Provided by @MakeItYours

Number Of Ingredients 15

1 tube (13.8 ounces) refrigerated pizza crust
1 tablespoon cornmeal
3 tablespoons olive oil, divided
1-1/2 cups shredded part-skim mozzarella cheese, divided
3/4 pound sliced baby portobello mushrooms
3/4 teaspoon garlic powder
3/4 teaspoon dried rosemary, crushed
1/2 teaspoon pepper
1/4 teaspoon salt
2 cups pizza sauce
1 tablespoon white vinegar
9 large eggs
2 ounces fresh goat cheese, crumbled
1/2 cup French-fried onions
Fresh basil leaves

Steps:

  • Preheat oven to 400°. Unroll pizza dough and press onto bottom of a greased 15x10x1-in baking pan that's been sprinkled with cornmeal.
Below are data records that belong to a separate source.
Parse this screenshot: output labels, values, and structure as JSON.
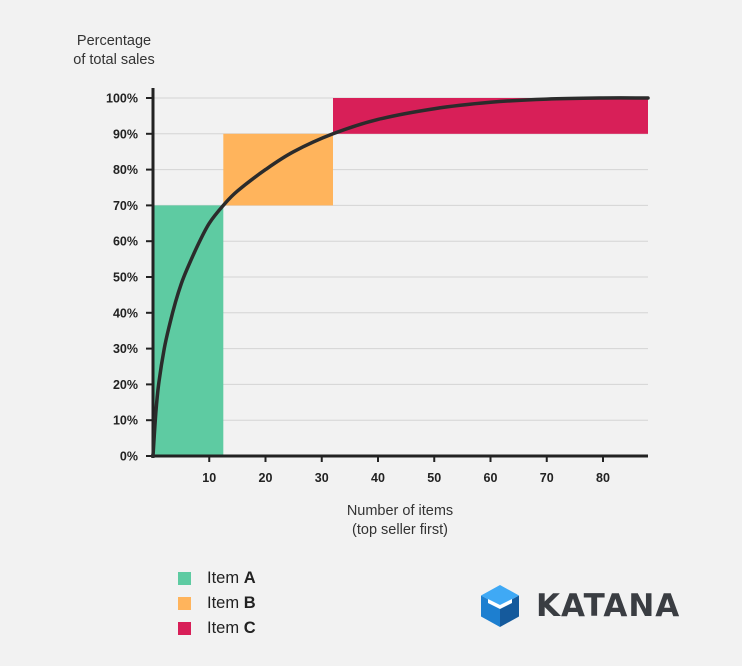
{
  "chart_data": {
    "type": "area",
    "ylabel_lines": [
      "Percentage",
      "of total sales"
    ],
    "xlabel_lines": [
      "Number of items",
      "(top seller first)"
    ],
    "y_ticks": [
      "0%",
      "10%",
      "20%",
      "30%",
      "40%",
      "50%",
      "60%",
      "70%",
      "80%",
      "90%",
      "100%"
    ],
    "x_ticks": [
      "10",
      "20",
      "30",
      "40",
      "50",
      "60",
      "70",
      "80"
    ],
    "xlim": [
      0,
      88
    ],
    "ylim": [
      0,
      100
    ],
    "grid": true,
    "regions": [
      {
        "name_prefix": "Item",
        "name_key": "A",
        "x": [
          0,
          12.5
        ],
        "y": [
          0,
          70
        ],
        "color": "#5ecba2"
      },
      {
        "name_prefix": "Item",
        "name_key": "B",
        "x": [
          12.5,
          32
        ],
        "y": [
          70,
          90
        ],
        "color": "#ffb45c"
      },
      {
        "name_prefix": "Item",
        "name_key": "C",
        "x": [
          32,
          88
        ],
        "y": [
          90,
          100
        ],
        "color": "#d81f58"
      }
    ],
    "curve": {
      "color": "#2b2b2b",
      "x": [
        0,
        0.5,
        1,
        2,
        3,
        4,
        5,
        6,
        8,
        10,
        12.5,
        15,
        20,
        25,
        32,
        40,
        50,
        60,
        70,
        80,
        88
      ],
      "y": [
        0,
        12,
        20,
        30,
        37,
        43,
        48,
        52,
        59,
        65,
        70,
        74,
        80,
        85,
        90,
        94,
        97,
        98.8,
        99.7,
        100,
        100
      ]
    }
  },
  "brand": {
    "name": "KATANA",
    "colors": {
      "light": "#3fa9f5",
      "mid": "#1d7fd0",
      "dark": "#155a9c"
    }
  }
}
Brush dough with 1 tablespoon oil; sprinkle with 3/4 cup mozzarella cheese. Bake 8 minutes., Meanwhile, in a large skillet, heat remaining oil over medium-high heat. Add mushrooms; cook and stir until tender. Stir in garlic powder, rosemary and seasonings. Stir pizza sauce into mushrooms; spread mushroom mixture over crust., In a large skillet with high sides, bring vinegar and 2-3 in. water to a boil. Reduce heat to maintain a gentle simmer. Break 1 cold egg at a time into a small bowl; holding bowl close to surface of water, slip eggs into water., Cook, uncovered, 3-5 minutes or until whites are completely set and yolks begin to thicken but are not hard. Using a slotted spoon, remove eggs; place over mushrooms in baking pan. Sprinkle goat cheese and remaining mozzarella over eggs and mushrooms. Refrigerate, covered, overnight., Remove pan from refrigerator 30 minutes before baking. Preheat oven to 400°. Sprinkle onions over top. Bake, uncovered, until golden brown and heated through, 10-15 minutes. Top with basil just before serving.